With NoSQL though, something relatively simple like renaming a property/field requires the developer to be aware that this could break the application for existing records and that they need to either:
- Apply a migration script to update existing records, or
- Create a new version of the data model in the application and write code to map the old version to the new version for historical records
If devs aren’t aware of this then it’s a recipe for trouble. Having a schema with defined rules gives a less experienced team guard important guardrails that aren’t there with a schemaless database.
Container allocation
Unlike with SQL, where every business entity gets it’s own table and no further thought is required, NoSQL, or CosmosDB specifically, requires a bit of thought and forward planning when it comes to containers and partitioning.

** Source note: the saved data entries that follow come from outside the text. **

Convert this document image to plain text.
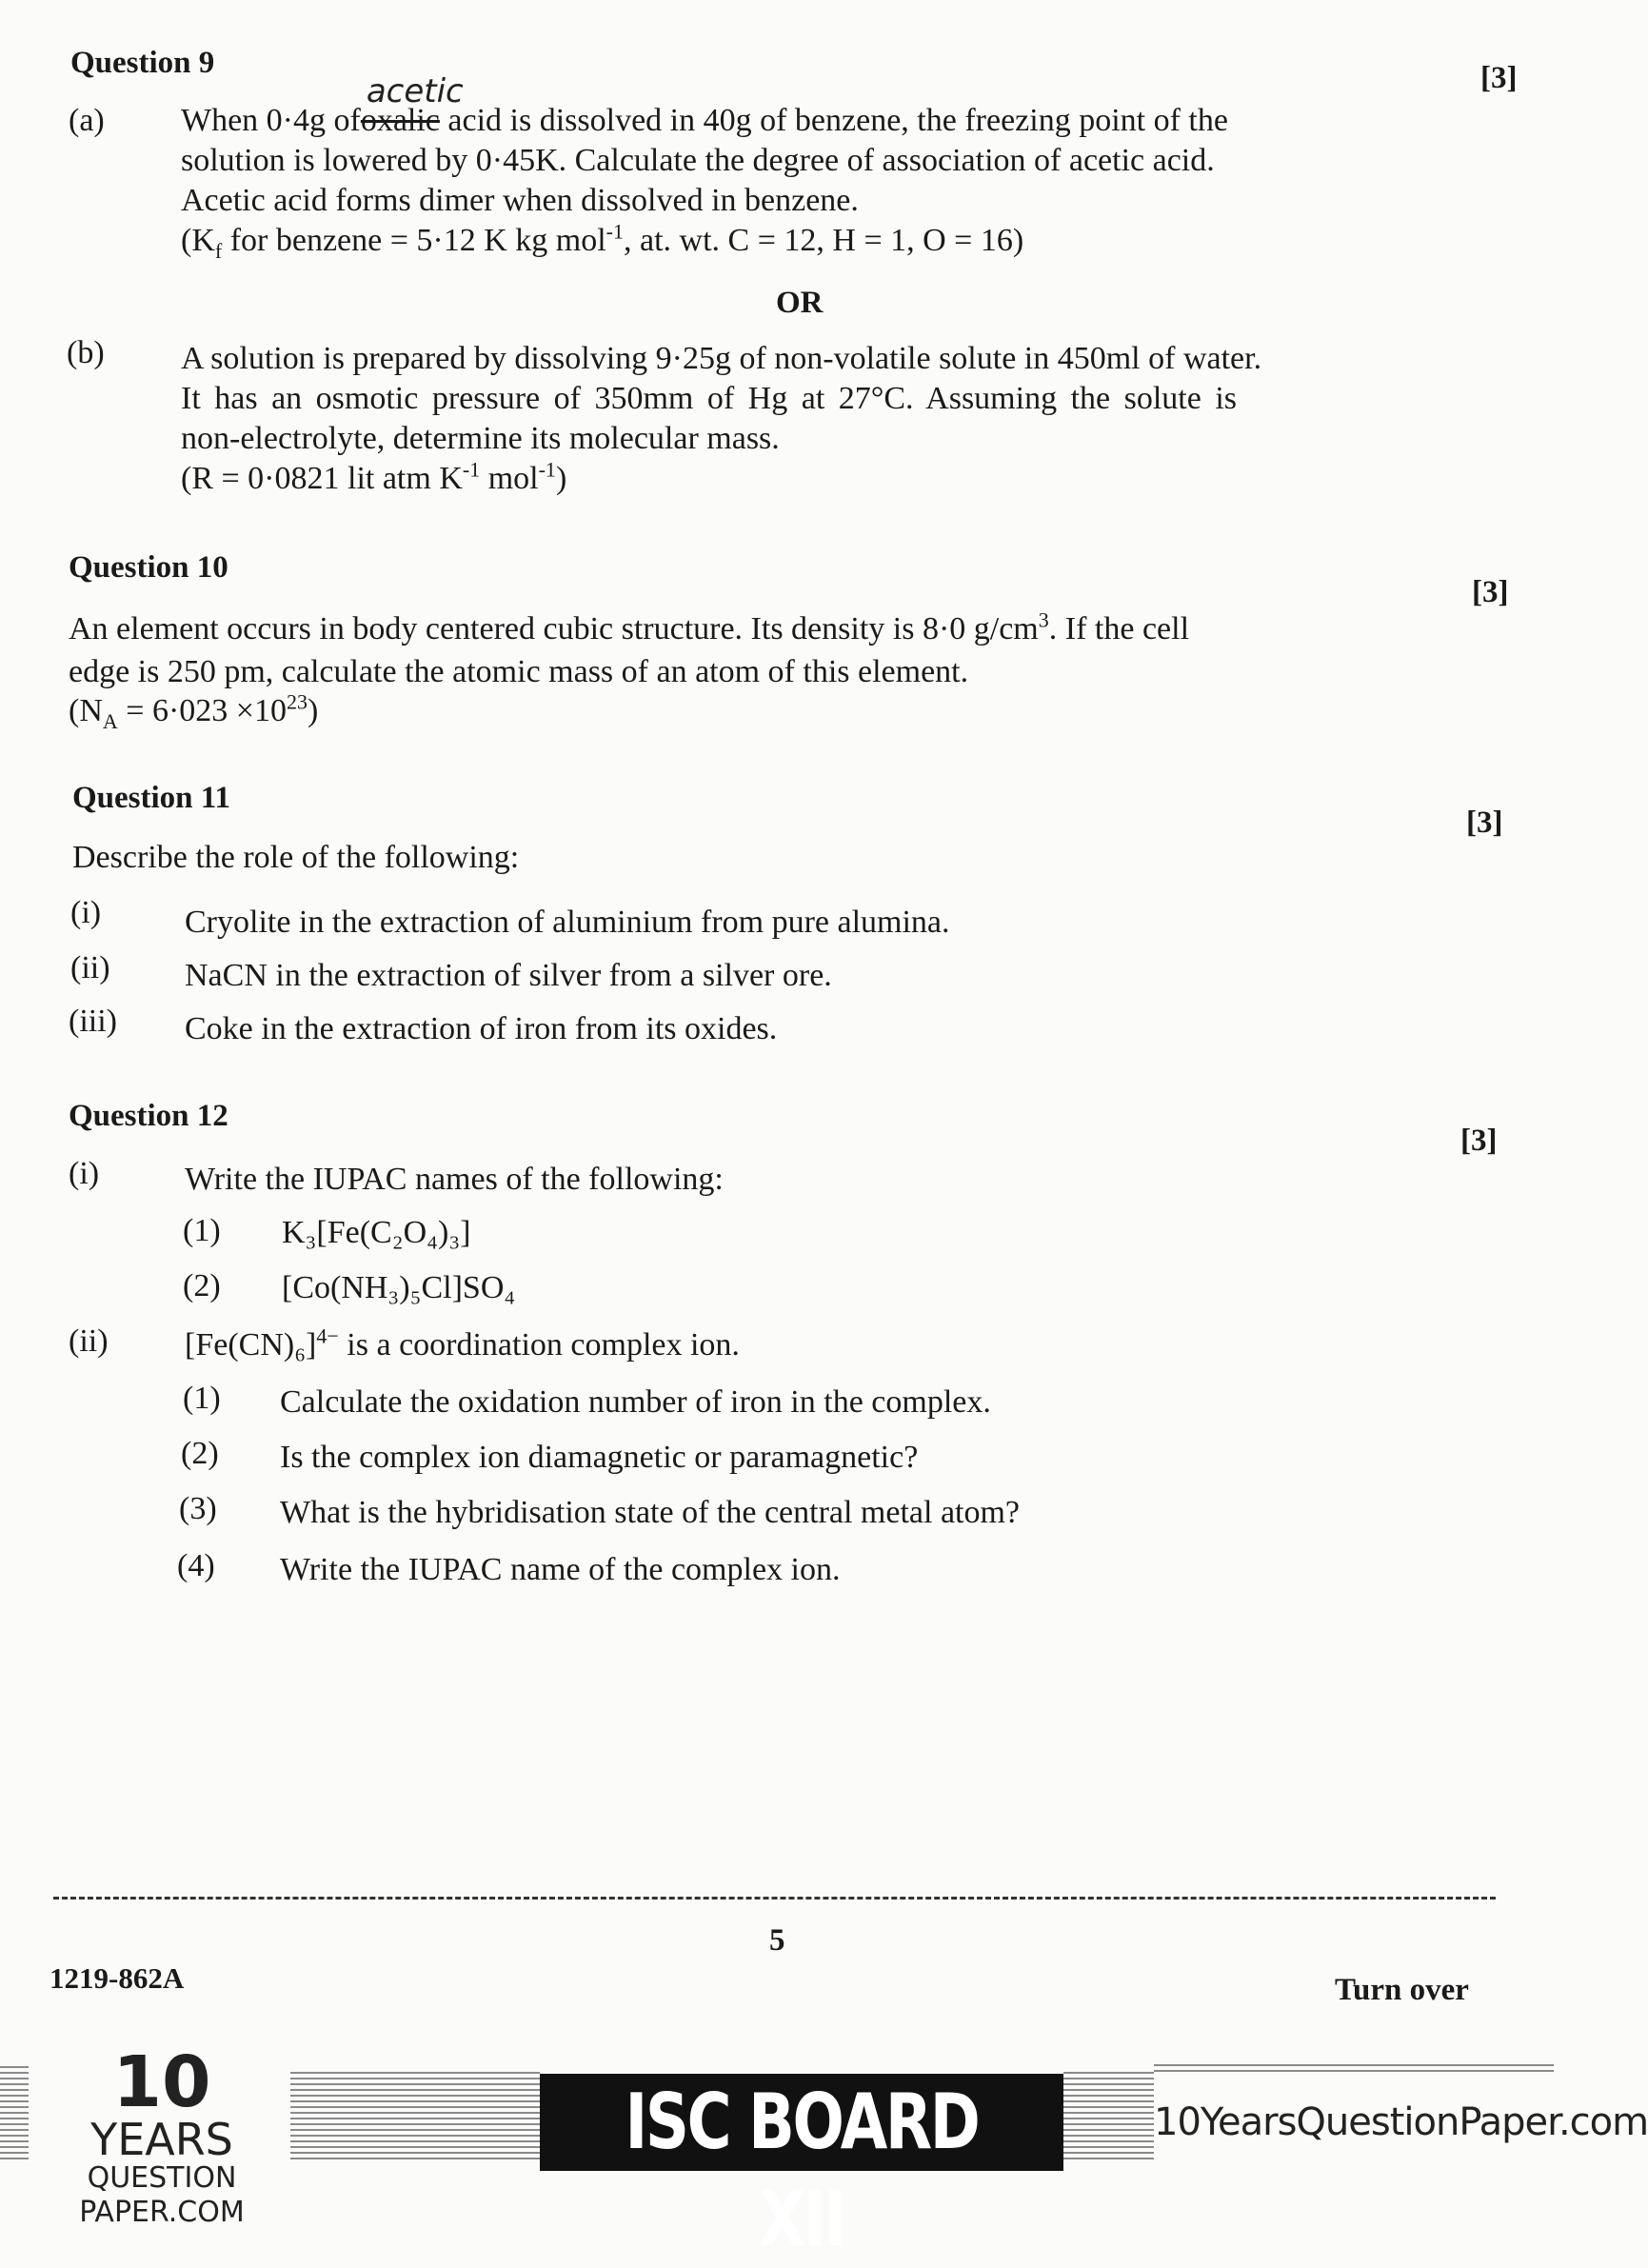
Question 9	[3]
(a) When 0·4g ofoxalic
acetic
acid is dissolved in 40g of benzene, the freezing point of the
solution is lowered by 0·45K. Calculate the degree of association of acetic acid.
Acetic acid forms dimer when dissolved in benzene.
($K_f$ for benzene = 5·12 K kg mol$^{-1}$, at. wt. C = 12, H = 1, O = 16)
OR
(b) A solution is prepared by dissolving 9·25g of non-volatile solute in 450ml of water.
It has an osmotic pressure of 350mm of Hg at 27°C. Assuming the solute is
non-electrolyte, determine its molecular mass.
(R = 0·0821 lit atm $K^{-1}$ mol$^{-1}$)
Question 10
[3]
An element occurs in body centered cubic structure. Its density is 8·0 $g/cm^3$. If the cell
edge is 250 pm, calculate the atomic mass of an atom of this element.
$(N_A = 6\cdot 023 \times 10^{23})$
Question 11
[3]
Describe the role of the following:
(i)	Cryolite in the extraction of aluminium from pure alumina.
(ii) NaCN in the extraction of silver from a silver ore.
(iii) Coke in the extraction of iron from its oxides.
Question 12
[3]
(i)	Write the IUPAC names of the following:
(1) K₃[Fe(C₂O₄)₃]
(2) [Co(NH₃)₅Cl]SO₄
(ii) $[Fe(CN)_6]^{4-}$ is a coordination complex ion.
(1) Calculate the oxidation number of iron in the complex.
(2) Is the complex ion diamagnetic or paramagnetic?
(3) What is the hybridisation state of the central metal atom?
(4) Write the IUPAC name of the complex ion.
5
1219-862A	Turn over
10
YEARS
QUESTION PAPER.COM
ISC BOARD XII
10YearsQuestionPaper.com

You could just create a container for every entity like you would a table in SQL but this would mean having to manage throughput requirements separately for each one. This could both cost big $$ and make it hard to manage performance.

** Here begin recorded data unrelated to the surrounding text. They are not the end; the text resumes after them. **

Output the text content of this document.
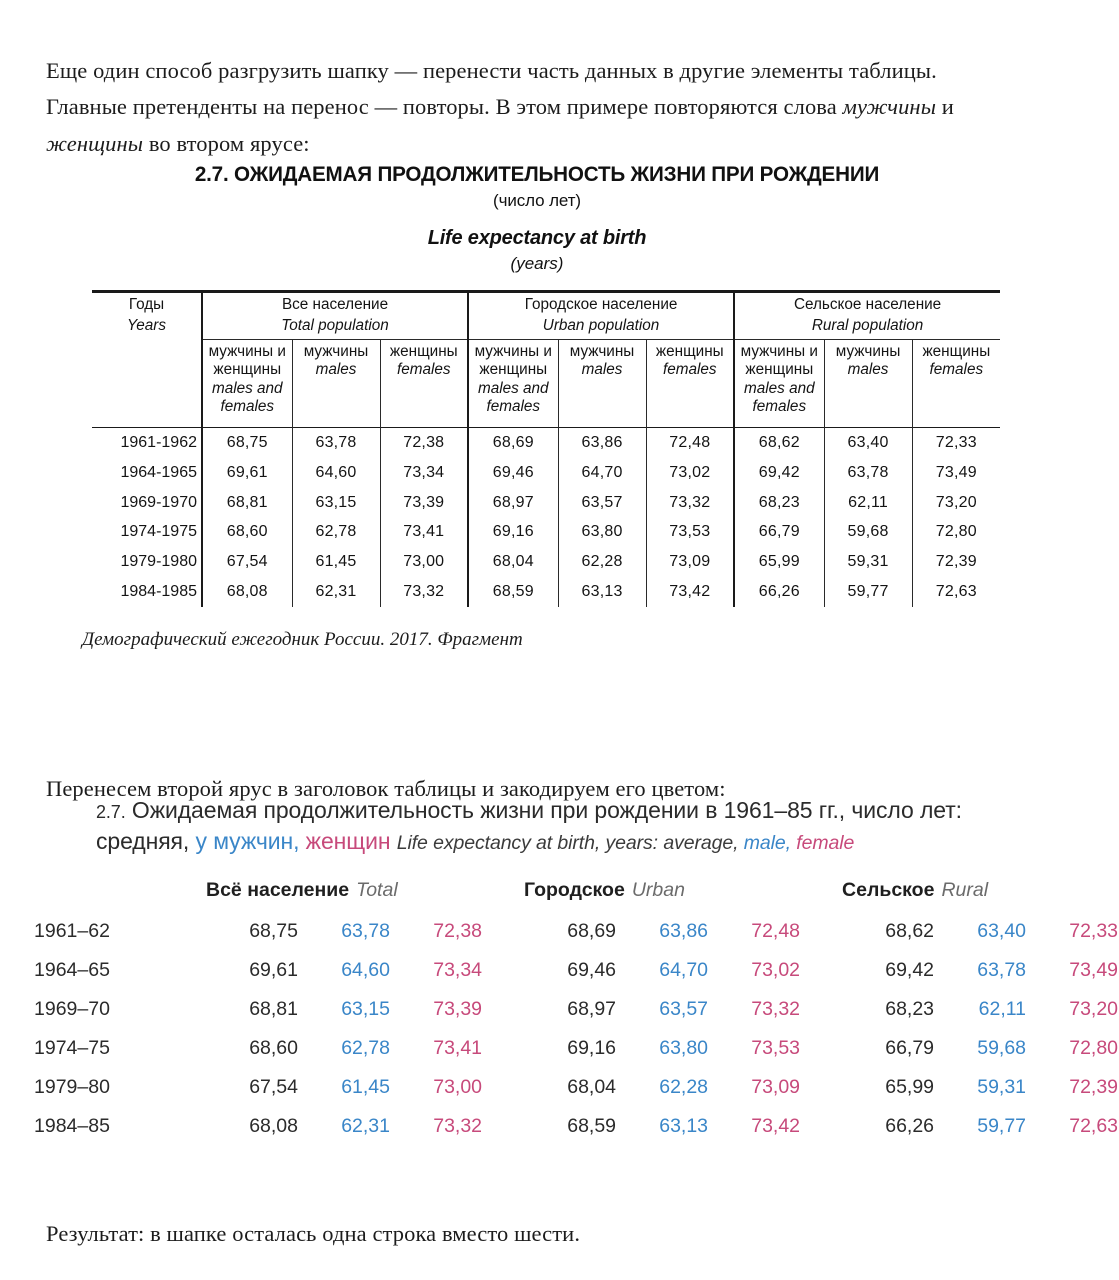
Еще один способ разгрузить шапку — перенести часть данных в другие элементы таблицы. Главные претенденты на перенос — повторы. В этом примере повторяются слова мужчины и женщины во втором ярусе:

2.7. ОЖИДАЕМАЯ ПРОДОЛЖИТЕЛЬНОСТЬ ЖИЗНИ ПРИ РОЖДЕНИИ
(число лет)
Life expectancy at birth
(years)
Годы
Years	Все население
Total population			Городское население
Urban population			Сельское население
Rural population		

	мужчины и
женщины
males and
females	мужчины
males	женщины
females	мужчины и
женщины
males and
females	мужчины
males	женщины
females	мужчины и
женщины
males and
females	мужчины
males	женщины
females

1961-1962	68,75	63,78	72,38	68,69	63,86	72,48	68,62	63,40	72,33
1964-1965	69,61	64,60	73,34	69,46	64,70	73,02	69,42	63,78	73,49
1969-1970	68,81	63,15	73,39	68,97	63,57	73,32	68,23	62,11	73,20
1974-1975	68,60	62,78	73,41	69,16	63,80	73,53	66,79	59,68	72,80
1979-1980	67,54	61,45	73,00	68,04	62,28	73,09	65,99	59,31	72,39
1984-1985	68,08	62,31	73,32	68,59	63,13	73,42	66,26	59,77	72,63
Демографический ежегодник России. 2017. Фрагмент

Перенесем второй ярус в заголовок таблицы и закодируем его цветом:

2.7. Ожидаемая продолжительность жизни при рождении в 1961–85 гг., число лет:
средняя, у мужчин, женщин Life expectancy at birth, years: average, male, female
		Всё население Total				Городское Urban				Сельское Rural		
1961–62		68,75	63,78	72,38		68,69	63,86	72,48		68,62	63,40	72,33
1964–65		69,61	64,60	73,34		69,46	64,70	73,02		69,42	63,78	73,49
1969–70		68,81	63,15	73,39		68,97	63,57	73,32		68,23	62,11	73,20
1974–75		68,60	62,78	73,41		69,16	63,80	73,53		66,79	59,68	72,80
1979–80		67,54	61,45	73,00		68,04	62,28	73,09		65,99	59,31	72,39
1984–85		68,08	62,31	73,32		68,59	63,13	73,42		66,26	59,77	72,63

Результат: в шапке осталась одна строка вместо шести.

Alternatively, you could dump all documents in a single container and partition them by their type. While this might simplify container management it could result in issues like hot parititions, which affect performance and/or cost. It might rule out things like transactions, which require documents to be in the same container. Add to this the fact its difficult to change containers and partition keys once data is written to them and it quickly becomes a headache. There are of course reasons why these features exist, namely to manage DBs at large scale, but if you don’t have those kind of problems why give yourself the headache.

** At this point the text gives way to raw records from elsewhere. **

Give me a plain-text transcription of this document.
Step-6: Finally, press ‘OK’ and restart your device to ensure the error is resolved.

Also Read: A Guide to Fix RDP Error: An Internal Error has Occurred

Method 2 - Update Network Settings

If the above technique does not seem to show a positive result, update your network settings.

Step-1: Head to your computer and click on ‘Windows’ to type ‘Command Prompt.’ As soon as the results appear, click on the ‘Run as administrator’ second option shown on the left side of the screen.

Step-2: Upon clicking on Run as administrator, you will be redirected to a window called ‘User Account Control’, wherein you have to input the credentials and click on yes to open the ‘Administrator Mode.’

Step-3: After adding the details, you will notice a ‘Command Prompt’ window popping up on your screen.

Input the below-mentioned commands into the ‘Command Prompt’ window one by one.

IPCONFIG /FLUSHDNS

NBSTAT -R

Basically it’s not straightforward, and requires some degree of expertise and planning. Without this, what’s likely to happen, as it has in this team, is a mish mash of approaches with some entities having their own containers and others ending up in random catch-all containers they clearly don’t belong to. As well as making it difficult to find data it’s also suboptimal from a cost and performance perspective. With SQL you don’t have to deal with any of this.
Transactions
A final gotcha, with CosmosDB specifically, is that you can only perform transactions, i.e. updating multiple documents in a single atomic transaction, on documents within the same partition. As well as being another reason why you need to give container and partition key selection some thought it’s also likely that you’ll have to update documents that aren’t in the same partiion or even container. This means you’ll have to live with not having transactions and either accept the risks or manage this in the application code. While this is not the end of the world and can be worked around it’s also a limitation that you don’t have to worry about with SQL databases.
Conclusion
None of this is to say NoSQL or CosmosDB is a bad tech choice for all situations. It has its strengths and it has its weaknesses. However, it is the wrong tech choice for a team that doesn’t have the expertise to avoid the pitfalls. In this siutation you can end up getting none of the benefits while incurring all the costs. SQL can also be difficult for an inexperienced team but it’s much harder get the ball in the gutter relative to NoSQL.
So to conclude I’d say unless you really know why you’re choosing NoSQL then don’t choose it. Just play it safe and stick with SQL. Of all the database options its the one most developers know how to use, has great tooling, is simple, safe and fast. Even if you think you know why you’re choosing it, if you don’t have at least one team member with experience using NoSQL in a production application then also don’t choose it. Without that expertise it won’t be worth it.